Gov. Kathy Hochul and the New York State DEC is updating New Yorkers regarding the poor air quality in New York from the ongoing Canadian wildfires.
Governor Hochul Updates New Yorkers On Canadian Wildfires Impacting State's Air Quality
Smoke from wildfires in Canada has made its way to New York, including in the Hudson Valley, New York City, Adirondacks, Eastern Lake Ontario, and Central New York regions
Police across the Hudson Valley received many reports on Tuesday about an odor of burning and smoke in the air.
Air quality tracker, IQAir, reported New York City had the worst air quality in the world among major cities.
Air Quality Health Advisory Long Island, New York City Metro, Lower Hudson Valley, Upper Hudson Valley, Adirondacks, Eastern Lake Ontario, and Central New York regions.
An Air Quality Health Advisory remains in effect on Wednesday for Long Island, New York City Metro, Lower Hudson Valley, Upper Hudson Valley, Adirondacks, Eastern Lake Ontario, and Central New York regions.
More than 100 wildfires currently burning in Quebec are causing hazy conditions across much of New York State.
"When these historic wildfires started in Canada, DEC meteorologists were closely monitoring weather patterns and other data to help inform air quality forecasts," DEC Commissioner Basil Seggos said.
New York residents, especially those who are sensitive to air quality, are told to limit outdoor exposure.
"When many New Yorkers walked outside, the hazy skies caused by wildfire smoke were hard to miss," Hochul said. "New York State experts are monitoring our air quality every day to ensure New Yorkers have the latest information about current air quality in their communities and what they can do to protect themselves. I encourage New Yorkers, especially those sensitive to air quality, to take appropriate steps to help limit risk of exposure."

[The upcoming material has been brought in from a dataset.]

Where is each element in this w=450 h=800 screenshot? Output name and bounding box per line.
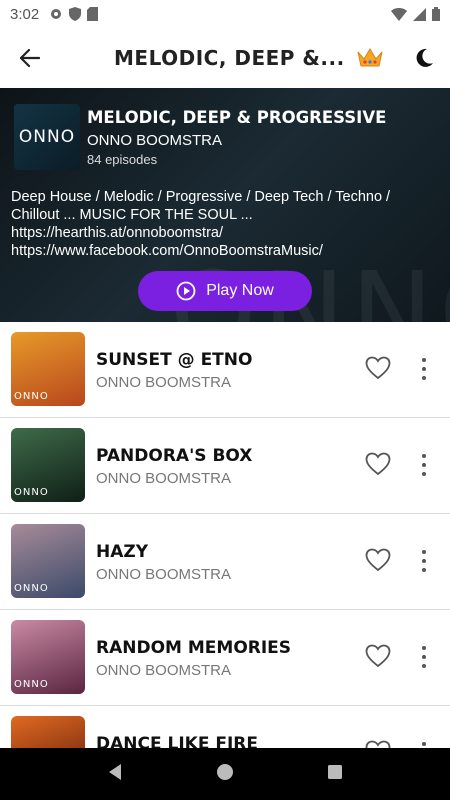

Exposure to fine particulate matter can cause short-term health effects, such as irritation to the eyes, nose, and throat, coughing, sneezing, runny nose, and shortness of breath, officials say.
"The New York State Department of Health recommends that New Yorkers limit strenuous outdoor activity to reduce the risk of adverse health effects. People who are especially sensitive to the effects of elevated levels of pollutants, including the very young and those with pre-existing respiratory problems such as heart disease or asthma, should avoid spending time outdoors, if possible," Acting State Health Commissioner Dr. James McDonald said.
Over 400 fires were burning in Canada as of Tuesday night, including over 200 considered "out of control."